Data: 2011-02-18 08:52:27
Temat: Re: Ojcom marnotrawnym na Walentynki
Od: zażółcony <r...@x...pl>
Pokaż wszystkie nagłówki
Użytkownik "Aicha" <b...@t...ja> napisał w wiadomości
news:ijjldb$o6l$1@news.onet.pl...
>> Nie wiem o co chodzi, ale w sumie to już nie muszę ...
>
> http://groups.google.com/group/pl.sci.psychologia/ms
g/1bd568537d80961e?hl=pl
Ok. Zostawiam to na boku. Zakłądam, że po prostu było już źle.
Twój ojciec może jakiś też wojskowy jakiś, mi/policjant czy inszy mundurowy
?
Tak sobie przy okazji przypomniałem Chirona, jak pisał kiedyś, że
nie bardzo sobie wyobraża, jak miałby wychowywać córkę. Że
zupełnie nie ma na to pomysłu. Tak sobie skojarzyłem z Twoim ojcem.

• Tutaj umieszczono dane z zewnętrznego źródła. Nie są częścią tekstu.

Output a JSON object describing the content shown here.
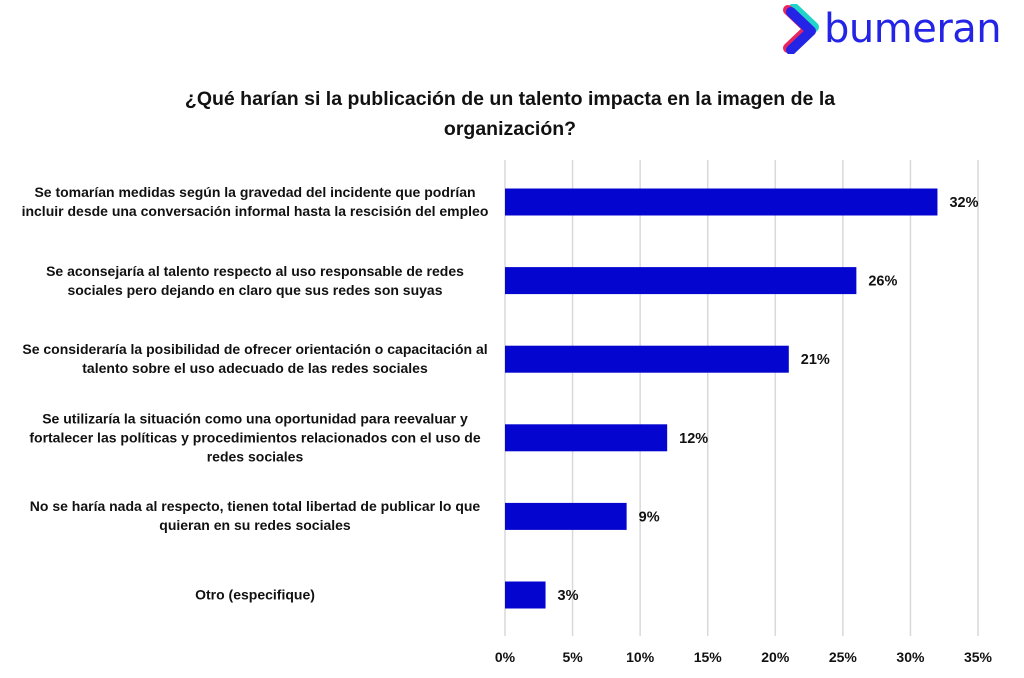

Ale jest jeszcze jedna sprawa: jak jest silny związek ojciec-matka
i matka jest w nim osobą silną, spełnioną - to wydaje mi się, że córki
nie mają wtedy problemów 'bycia zakompleksioną chłopczycą'.

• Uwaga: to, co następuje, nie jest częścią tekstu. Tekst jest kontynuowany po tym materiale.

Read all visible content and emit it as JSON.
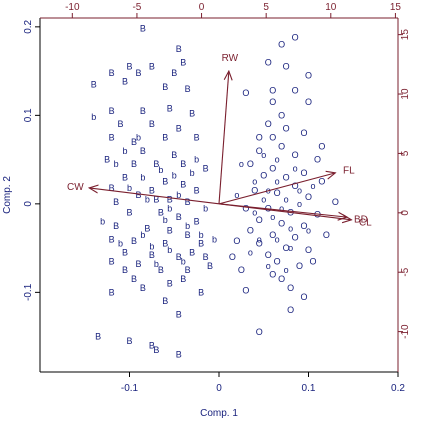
{
  "chart_data": {
    "type": "scatter",
    "subtype": "biplot",
    "xlabel": "Comp. 1",
    "ylabel": "Comp. 2",
    "xlim": [
      -0.2,
      0.2
    ],
    "ylim": [
      -0.19,
      0.21
    ],
    "xticks": [
      -0.1,
      0.0,
      0.1,
      0.2
    ],
    "yticks": [
      -0.1,
      0.0,
      0.1,
      0.2
    ],
    "top_axis": {
      "lim": [
        -12.5,
        15.2
      ],
      "ticks": [
        -10,
        -5,
        0,
        5,
        10,
        15
      ]
    },
    "right_axis": {
      "lim": [
        -13.4,
        16.4
      ],
      "ticks": [
        -10,
        -5,
        0,
        5,
        10,
        15
      ]
    },
    "colors": {
      "points": "#1a237e",
      "loadings": "#7a1f2e",
      "axes": "#000000"
    },
    "series": [
      {
        "name": "B",
        "points": [
          [
            -0.085,
            0.198
          ],
          [
            -0.045,
            0.175
          ],
          [
            -0.1,
            0.155
          ],
          [
            -0.04,
            0.16
          ],
          [
            -0.075,
            0.155
          ],
          [
            -0.12,
            0.148
          ],
          [
            -0.09,
            0.148
          ],
          [
            -0.05,
            0.148
          ],
          [
            -0.105,
            0.138
          ],
          [
            -0.14,
            0.135
          ],
          [
            -0.06,
            0.132
          ],
          [
            -0.035,
            0.13
          ],
          [
            -0.12,
            0.105
          ],
          [
            -0.085,
            0.105
          ],
          [
            -0.055,
            0.108
          ],
          [
            -0.03,
            0.102
          ],
          [
            -0.11,
            0.09
          ],
          [
            -0.075,
            0.09
          ],
          [
            -0.045,
            0.085
          ],
          [
            -0.12,
            0.075
          ],
          [
            -0.095,
            0.07
          ],
          [
            -0.06,
            0.075
          ],
          [
            -0.025,
            0.075
          ],
          [
            -0.085,
            0.06
          ],
          [
            -0.05,
            0.055
          ],
          [
            -0.125,
            0.05
          ],
          [
            -0.095,
            0.045
          ],
          [
            -0.07,
            0.045
          ],
          [
            -0.04,
            0.045
          ],
          [
            -0.015,
            0.04
          ],
          [
            -0.105,
            0.03
          ],
          [
            -0.06,
            0.025
          ],
          [
            -0.04,
            0.022
          ],
          [
            -0.12,
            0.018
          ],
          [
            -0.075,
            0.015
          ],
          [
            -0.025,
            0.015
          ],
          [
            -0.09,
            0.01
          ],
          [
            -0.055,
            0.005
          ],
          [
            -0.115,
            0.002
          ],
          [
            -0.035,
            0.002
          ],
          [
            -0.1,
            -0.01
          ],
          [
            -0.065,
            -0.01
          ],
          [
            -0.045,
            -0.015
          ],
          [
            -0.025,
            -0.02
          ],
          [
            -0.115,
            -0.025
          ],
          [
            -0.08,
            -0.028
          ],
          [
            -0.055,
            -0.03
          ],
          [
            -0.035,
            -0.035
          ],
          [
            -0.12,
            -0.04
          ],
          [
            -0.095,
            -0.042
          ],
          [
            -0.06,
            -0.045
          ],
          [
            -0.02,
            -0.045
          ],
          [
            -0.105,
            -0.055
          ],
          [
            -0.075,
            -0.058
          ],
          [
            -0.045,
            -0.06
          ],
          [
            -0.015,
            -0.06
          ],
          [
            -0.12,
            -0.065
          ],
          [
            -0.09,
            -0.068
          ],
          [
            -0.065,
            -0.075
          ],
          [
            -0.035,
            -0.075
          ],
          [
            -0.055,
            -0.09
          ],
          [
            -0.085,
            -0.095
          ],
          [
            -0.06,
            -0.11
          ],
          [
            -0.045,
            -0.125
          ],
          [
            -0.1,
            -0.155
          ],
          [
            -0.075,
            -0.16
          ],
          [
            -0.07,
            -0.165
          ],
          [
            -0.045,
            -0.17
          ],
          [
            -0.135,
            -0.15
          ],
          [
            -0.12,
            -0.1
          ],
          [
            -0.105,
            -0.075
          ],
          [
            -0.095,
            -0.085
          ],
          [
            -0.03,
            -0.055
          ],
          [
            -0.01,
            -0.07
          ],
          [
            -0.07,
            0.005
          ],
          [
            -0.04,
            -0.085
          ],
          [
            -0.02,
            -0.1
          ]
        ]
      },
      {
        "name": "b",
        "points": [
          [
            -0.14,
            0.098
          ],
          [
            -0.105,
            0.06
          ],
          [
            -0.115,
            0.045
          ],
          [
            -0.085,
            0.03
          ],
          [
            -0.065,
            0.038
          ],
          [
            -0.05,
            0.032
          ],
          [
            -0.1,
            0.018
          ],
          [
            -0.08,
            0.005
          ],
          [
            -0.055,
            -0.005
          ],
          [
            -0.035,
            -0.025
          ],
          [
            -0.015,
            -0.005
          ],
          [
            -0.06,
            -0.018
          ],
          [
            -0.085,
            -0.035
          ],
          [
            -0.11,
            -0.045
          ],
          [
            -0.075,
            -0.048
          ],
          [
            -0.03,
            0.035
          ],
          [
            -0.045,
            0.01
          ],
          [
            -0.02,
            -0.035
          ],
          [
            -0.07,
            -0.068
          ],
          [
            -0.13,
            -0.02
          ],
          [
            -0.09,
            0.075
          ],
          [
            -0.005,
            -0.04
          ],
          [
            -0.055,
            -0.052
          ],
          [
            -0.04,
            -0.065
          ],
          [
            -0.025,
            0.05
          ]
        ]
      },
      {
        "name": "O",
        "points": [
          [
            0.085,
            0.188
          ],
          [
            0.07,
            0.18
          ],
          [
            0.055,
            0.16
          ],
          [
            0.075,
            0.155
          ],
          [
            0.1,
            0.145
          ],
          [
            0.085,
            0.128
          ],
          [
            0.06,
            0.128
          ],
          [
            0.03,
            0.125
          ],
          [
            0.06,
            0.115
          ],
          [
            0.1,
            0.115
          ],
          [
            0.07,
            0.1
          ],
          [
            0.055,
            0.09
          ],
          [
            0.075,
            0.085
          ],
          [
            0.095,
            0.08
          ],
          [
            0.06,
            0.075
          ],
          [
            0.07,
            0.065
          ],
          [
            0.045,
            0.06
          ],
          [
            0.085,
            0.055
          ],
          [
            0.11,
            0.05
          ],
          [
            0.035,
            0.045
          ],
          [
            0.06,
            0.04
          ],
          [
            0.095,
            0.035
          ],
          [
            0.05,
            0.032
          ],
          [
            0.075,
            0.03
          ],
          [
            0.115,
            0.025
          ],
          [
            0.085,
            0.02
          ],
          [
            0.04,
            0.015
          ],
          [
            0.065,
            0.012
          ],
          [
            0.1,
            0.008
          ],
          [
            0.13,
            0.002
          ],
          [
            0.03,
            -0.005
          ],
          [
            0.055,
            -0.005
          ],
          [
            0.08,
            -0.01
          ],
          [
            0.11,
            -0.012
          ],
          [
            0.045,
            -0.018
          ],
          [
            0.07,
            -0.022
          ],
          [
            0.095,
            -0.025
          ],
          [
            0.035,
            -0.03
          ],
          [
            0.06,
            -0.035
          ],
          [
            0.085,
            -0.038
          ],
          [
            0.12,
            -0.035
          ],
          [
            0.045,
            -0.045
          ],
          [
            0.075,
            -0.05
          ],
          [
            0.1,
            -0.052
          ],
          [
            0.055,
            -0.058
          ],
          [
            0.065,
            -0.065
          ],
          [
            0.09,
            -0.07
          ],
          [
            0.07,
            -0.085
          ],
          [
            0.08,
            -0.095
          ],
          [
            0.03,
            -0.098
          ],
          [
            0.095,
            -0.105
          ],
          [
            0.045,
            -0.145
          ],
          [
            0.02,
            -0.042
          ],
          [
            0.015,
            -0.06
          ],
          [
            0.025,
            -0.075
          ],
          [
            0.06,
            -0.08
          ],
          [
            0.105,
            -0.065
          ],
          [
            0.115,
            0.065
          ],
          [
            0.045,
            0.075
          ],
          [
            0.08,
            -0.12
          ]
        ]
      },
      {
        "name": "o",
        "points": [
          [
            0.025,
            0.045
          ],
          [
            0.04,
            0.025
          ],
          [
            0.065,
            0.05
          ],
          [
            0.085,
            0.04
          ],
          [
            0.05,
            0.005
          ],
          [
            0.07,
            -0.005
          ],
          [
            0.09,
            0.0
          ],
          [
            0.04,
            -0.01
          ],
          [
            0.06,
            -0.015
          ],
          [
            0.08,
            -0.028
          ],
          [
            0.1,
            -0.03
          ],
          [
            0.035,
            -0.055
          ],
          [
            0.055,
            -0.07
          ],
          [
            0.075,
            -0.075
          ],
          [
            0.05,
            0.055
          ],
          [
            0.065,
            0.025
          ],
          [
            0.09,
            0.015
          ],
          [
            0.075,
            0.005
          ],
          [
            0.055,
            0.015
          ],
          [
            0.105,
            0.02
          ],
          [
            0.02,
            0.01
          ],
          [
            0.08,
            -0.05
          ],
          [
            0.065,
            -0.04
          ],
          [
            0.045,
            -0.04
          ]
        ]
      }
    ],
    "loadings": [
      {
        "name": "RW",
        "x": 0.011,
        "y": 0.15
      },
      {
        "name": "FL",
        "x": 0.13,
        "y": 0.035
      },
      {
        "name": "CW",
        "x": -0.145,
        "y": 0.018
      },
      {
        "name": "BD",
        "x": 0.143,
        "y": -0.015
      },
      {
        "name": "CL",
        "x": 0.148,
        "y": -0.018
      }
    ]
  }
}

Np. w moim małżeństwie ja sam nie muszę za dużo 'wymyślać co
dla dziewczynki', bo żona i córka mają swój własny kobiecy światek
i aktywnie go tworzą w taki sposób, że ja tam też po prostu nie zawsze
kumam o co chodzi :) Wchodzę w to na luzie z własnymi pomysłami
takimi, jakie one są, czyli często bardzo 'chłopięcymi', jakieś gry, zabawy
trochę siłowe, bitwy na poduchy ... Już dawno kategorycznie stwierdziłem,
że nie bawię się w czesanie córy itp sprawy, bo mnie, pragmatyka, raczej
szlag trafia od tej ilości grzebieni, spinek, gumek itp itd... To nie moja
bajka,
ale na szczęście jest żona, która wie o co w tej bajce chodzi i mi się nie
wtrącać ...
Wracając do twojego ojca - wydaje mi się, że źródłem kompleksów
u Ciebie nie było tylko to, jak on Ciebie traktował, ale to, jak
traktował i jak siebie traktowała w relacji z nim Twoja matka.
Ojciec sam w sobie mógł być wzmacniaczem problemu, ale imo zabrakło
tu wzorca dwustronnego. Jakoś w ogóle nie widzę tej Twojej matki
w Tobie. Czy ona też była tą szarą myszką, czy raczej odwrotnie
- była matką nadmiernie kontrolującą, która wzmacniała dystans
wobec Ciebie (nie dawała Ci podstaw do utożsamiania się z nią),
a ojca postrzegałaś jak wzorzec atrakcyjniejszy, który 'miał ratować'
Cię ze złej relacji z matką ?
>> Jasne. Pozostaje tylko to pytanie - po co było tak długo w tym tkwić
>> - a sądzę, że trwało to trochę. Ale tak to w praktyce niestety jest.
>> Nie chciałbym jednak być w JEGO skórze - siedzieć pod jednym
>> dachem z kobietą, która czuje fizyczny wstręt - a jednak siedzi.
>> Takie cuś trzeba leczyć albo ciąć. Widzę tu po Twojej stronie jakieś
>> zaniechanie - i rozumiem też wzbierającą w facecie agresję.
>
> Ależ ja chciałam! (patrz: dwie kwestie wyżej)
Trochę mi się rozmywa obraz, kto był przyczyną czego i kto podejmował
jakie aktywności. Chyba za bardzo rzutują tu moje własne doświadczenia.
Zostawiam to, wydaje mi się to teraz mniej istotne.
> Bardziej bałam się fizycznego uszkodzenia. Psychika jakoś nie wysiadła,
> pewnie dzięki mocnemu wsparciu/doładowaniu pozytywnymi, ale nie
> bezkrytycznie, emocjami z zewnątrz.
Ok. Ale gdzies tam napisałaś coś o traceniu szacunku do siebie.
Wydaje mi się, że tego typu myślenie o sobie dosć wprost
koresponduje właśnie ze zwykłym wstrętem fizycznym i poczuciem
winy, że tkwi się w czymś takim. Działa to zarówno po jednej
(wstrętnej) jak i po drugiej (odczuwajacej wstręt) stronie.